In summary, the bad news conveyed to us by Woo et al. (1) is that metabolic debts associated with the performance of dynamic exercise increase with aging. These debts, paid during recovery from exercise are likely attributable to an inability of the older body to adapt to the energy requirements of exercise. Specific factors include reductions in muscle mass and strength, inadequate blood flow to muscles, and a reduced efficiency of muscle respiration. Excessive elevation of catecholamines and core temperature occurs during exercise in older persons, as do other less-well-characterized factors (e.g., excessive reactive O2 species and an exaggerated elevation of inflammatory cytokines).
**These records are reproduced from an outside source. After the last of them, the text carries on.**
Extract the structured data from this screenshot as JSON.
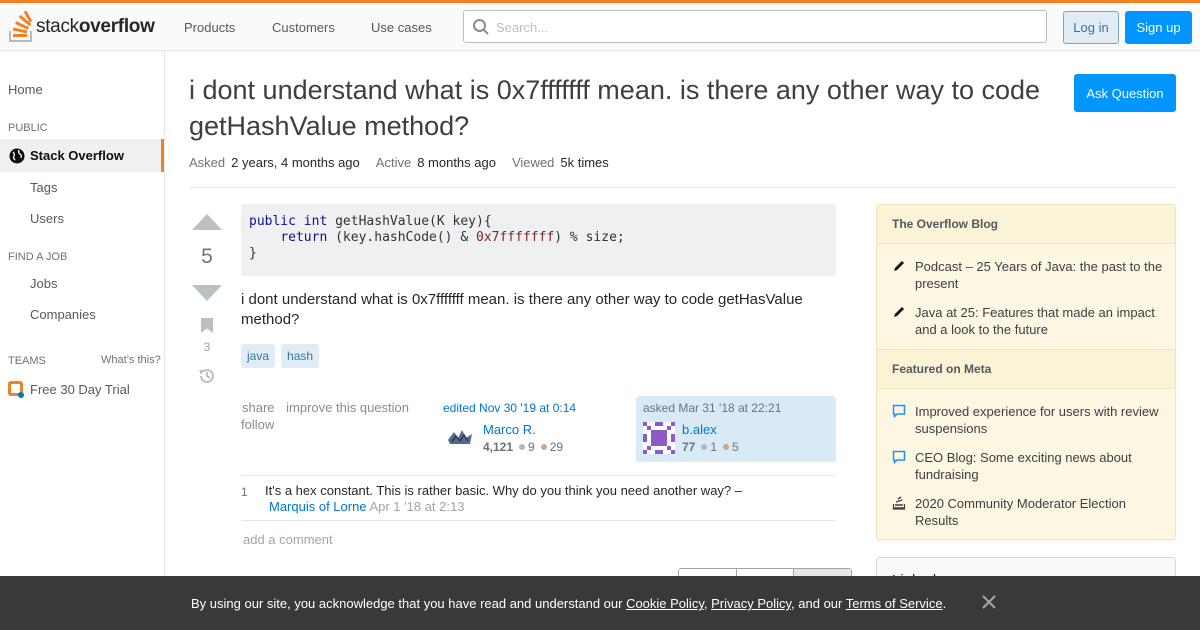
{
  "brand": {
    "logo_regular": "stack",
    "logo_bold": "overflow",
    "accent": "#f48024",
    "primary": "#0095ff"
  },
  "topbar": {
    "nav": [
      "Products",
      "Customers",
      "Use cases"
    ],
    "search_placeholder": "Search...",
    "login_label": "Log in",
    "signup_label": "Sign up"
  },
  "sidebar": {
    "home": "Home",
    "public_heading": "PUBLIC",
    "stack_overflow": "Stack Overflow",
    "tags": "Tags",
    "users": "Users",
    "findjob_heading": "FIND A JOB",
    "jobs": "Jobs",
    "companies": "Companies",
    "teams_heading": "TEAMS",
    "whats_this": "What’s this?",
    "free_trial": "Free 30 Day Trial"
  },
  "question": {
    "title": "i dont understand what is 0x7fffffff mean. is there any other way to code getHashValue method?",
    "ask_button": "Ask Question",
    "asked_label": "Asked",
    "asked_value": "2 years, 4 months ago",
    "active_label": "Active",
    "active_value": "8 months ago",
    "viewed_label": "Viewed",
    "viewed_value": "5k times",
    "votes": "5",
    "bookmarks": "3",
    "code": {
      "line1_kw1": "public",
      "line1_kw2": "int",
      "line1_rest": " getHashValue(K key){",
      "line2_kw": "return",
      "line2_mid": " (key.hashCode() & ",
      "line2_lit": "0x7fffffff",
      "line2_end": ") % size;",
      "line3": "}"
    },
    "body": "i dont understand what is 0x7fffffff mean. is there any other way to code getHasValue method?",
    "tags": [
      "java",
      "hash"
    ],
    "menu": {
      "share": "share",
      "improve": "improve this question",
      "follow": "follow"
    },
    "editor": {
      "action": "edited Nov 30 '19 at 0:14",
      "name": "Marco R.",
      "rep": "4,121",
      "silver": "9",
      "bronze": "29"
    },
    "asker": {
      "action": "asked Mar 31 '18 at 22:21",
      "name": "b.alex",
      "rep": "77",
      "silver": "1",
      "bronze": "5"
    }
  },
  "comments": [
    {
      "score": "1",
      "text": "It's a hex constant. This is rather basic. Why do you think you need another way? –",
      "user": "Marquis of Lorne",
      "date": "Apr 1 '18 at 2:13"
    }
  ],
  "add_comment": "add a comment",
  "blog": {
    "heading1": "The Overflow Blog",
    "items1": [
      "Podcast – 25 Years of Java: the past to the present",
      "Java at 25: Features that made an impact and a look to the future"
    ],
    "heading2": "Featured on Meta",
    "items2": [
      "Improved experience for users with review suspensions",
      "CEO Blog: Some exciting news about fundraising",
      "2020 Community Moderator Election Results"
    ]
  },
  "related": {
    "title": "Linked"
  },
  "cookie": {
    "prefix": "By using our site, you acknowledge that you have read and understand our ",
    "cookie_policy": "Cookie Policy",
    "sep1": ", ",
    "privacy_policy": "Privacy Policy",
    "sep2": ", and our ",
    "terms": "Terms of Service",
    "suffix": "."
  }
}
These factors cause muscle fatigue and a shift to anaerobic metabolism. During recovery, excessive catecholamine concentrations and incomplete waning of cell responses to catecholamine drive during exercise might continue to stimulate both muscle respiration in the absence of continued demand for muscle work and the cardiovascular system to dissipate lactate and heat generated during exercise. The physiological significance of this metabolic debt incurred during exercise is that its underlying factors collectively reduce exercise capacity, with all the attendant health and performance drawbacks of such a reduction. The good news is that all of these age-associated deficits can be substantially reduced by regular exercise (i.e., physical conditioning)!